Now, I know what you’re thinking: he must have a huge boner by now. And he definitely does, cause there’s really no way of hiding that when a girl is rubbing her ass all up in your junk. I don’t care the circumstances, the body just responds. So I take this invitation to mean I should turn around to face him and grind with him a bit more pointedly, and that’s when it happens. I look up, and my arms are loosely around his waist, and he slides his fingers along my jawline and leans down to kiss me.

It happens quickly and wasn’t what I expected. I mean, why is his mouth so wet? Am I doing this right? And what the hell am I supposed to do next? So I pull back a little, but he’s got me and he’s not letting go. And, okay, so it’s a bit wet but maybe I need to be more patient and ride this out, see what happens, so I give in. We make out, tongues and all, in full view of everybody in that club. I don’t know how long we do this but at some point I’m feeling really aware of and awful for our obvious PDA so I stop kissing back and pull away. We keep dancing, and then it’s closing time and the lights come up. I give him my number and I leave with my friends, all of them giggling and gawping at me like they just walked in on a very public re-enactment of Deep Throat (which, to be real, probably wasn’t too far off given the club’s reputation).
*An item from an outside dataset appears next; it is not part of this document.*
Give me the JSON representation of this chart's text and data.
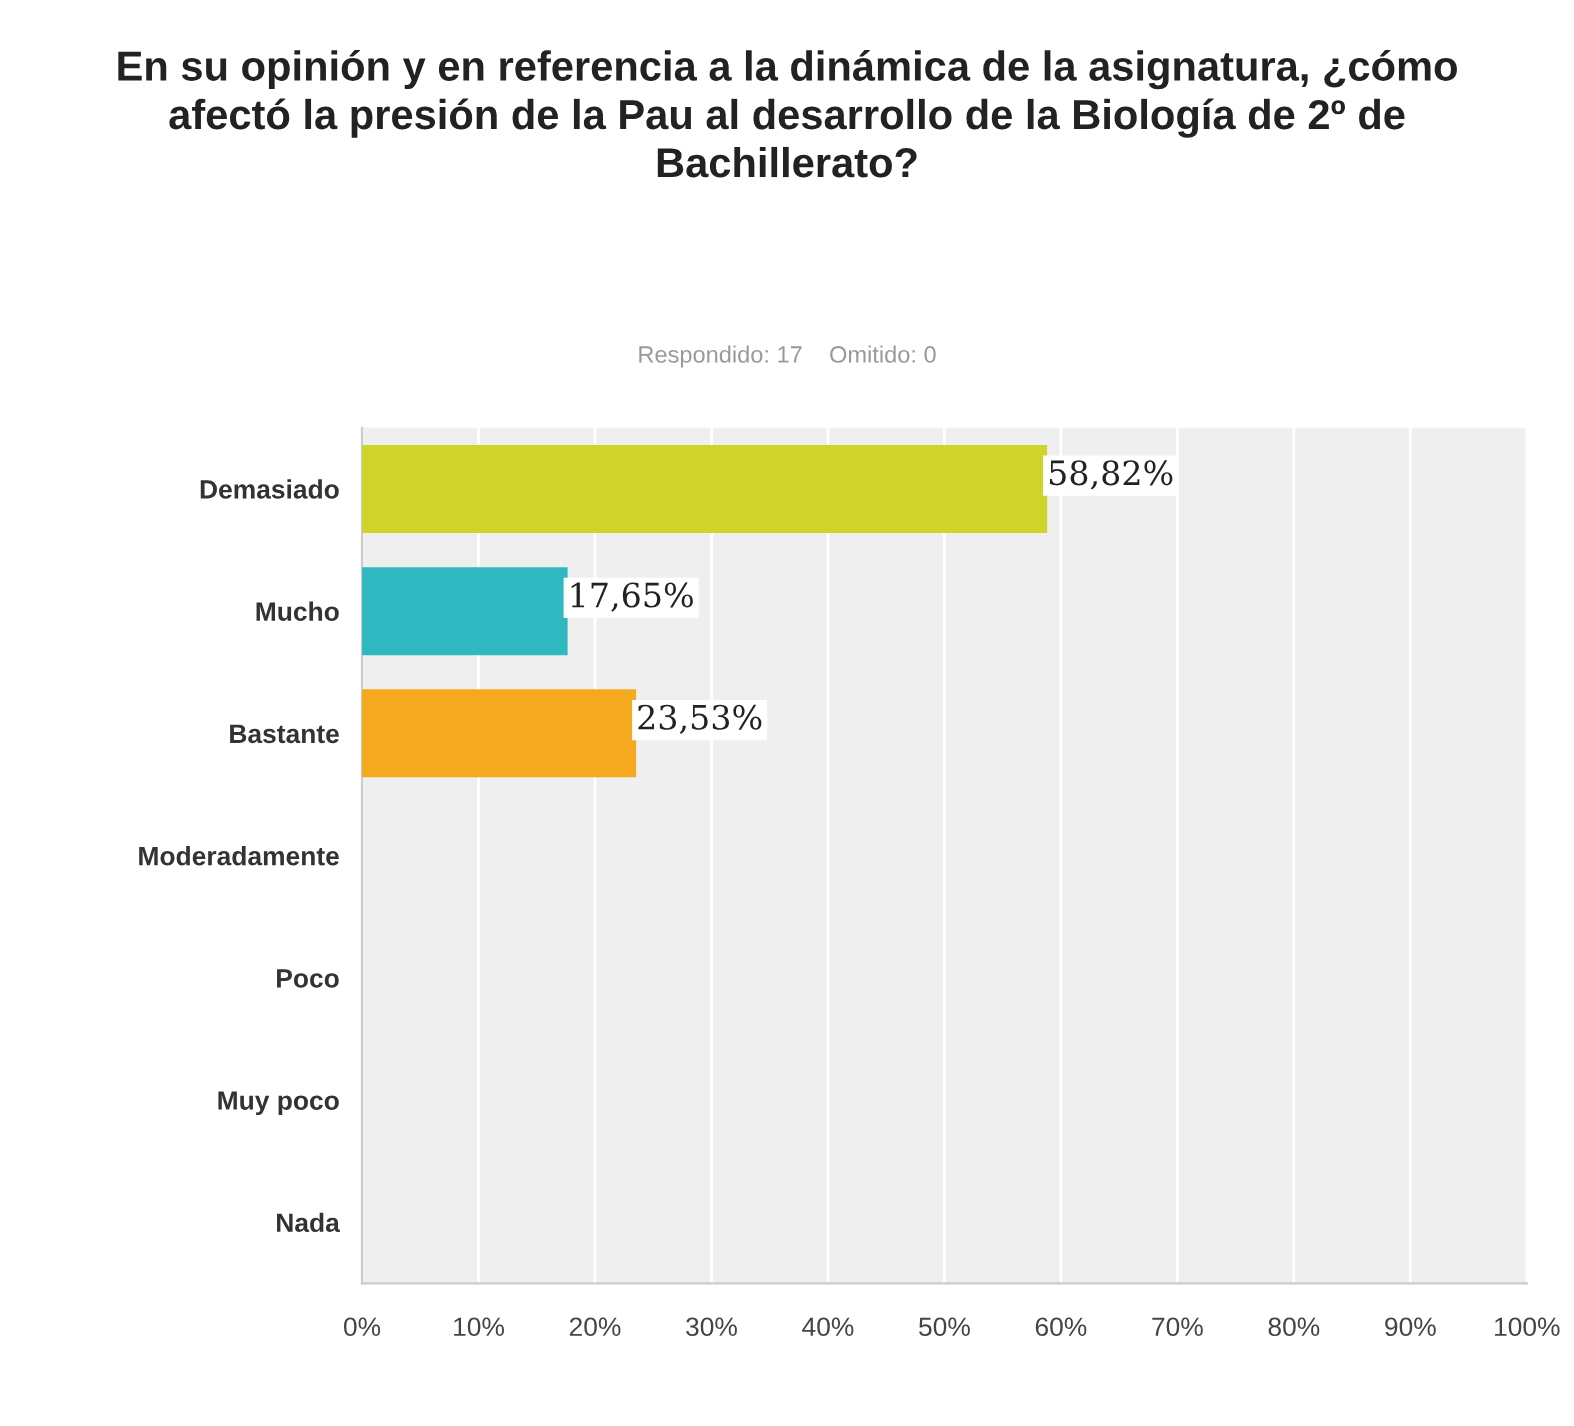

As we all traipse down the alley to the pancake house a few blocks over, I can feel it starting. My body is warm, and my skin feels like a current is running through it. And despite the loving teases from my friends and my insistent replies that the kiss wasn’t a big deal, he was just some guy who I’ll likely never see again, I find that I can’t help but keep touching my lips, feeling the huge smile spreading across my face as I rewind the night over and over, feeling it again and again.

And that, dear reader, is a how a lush is born.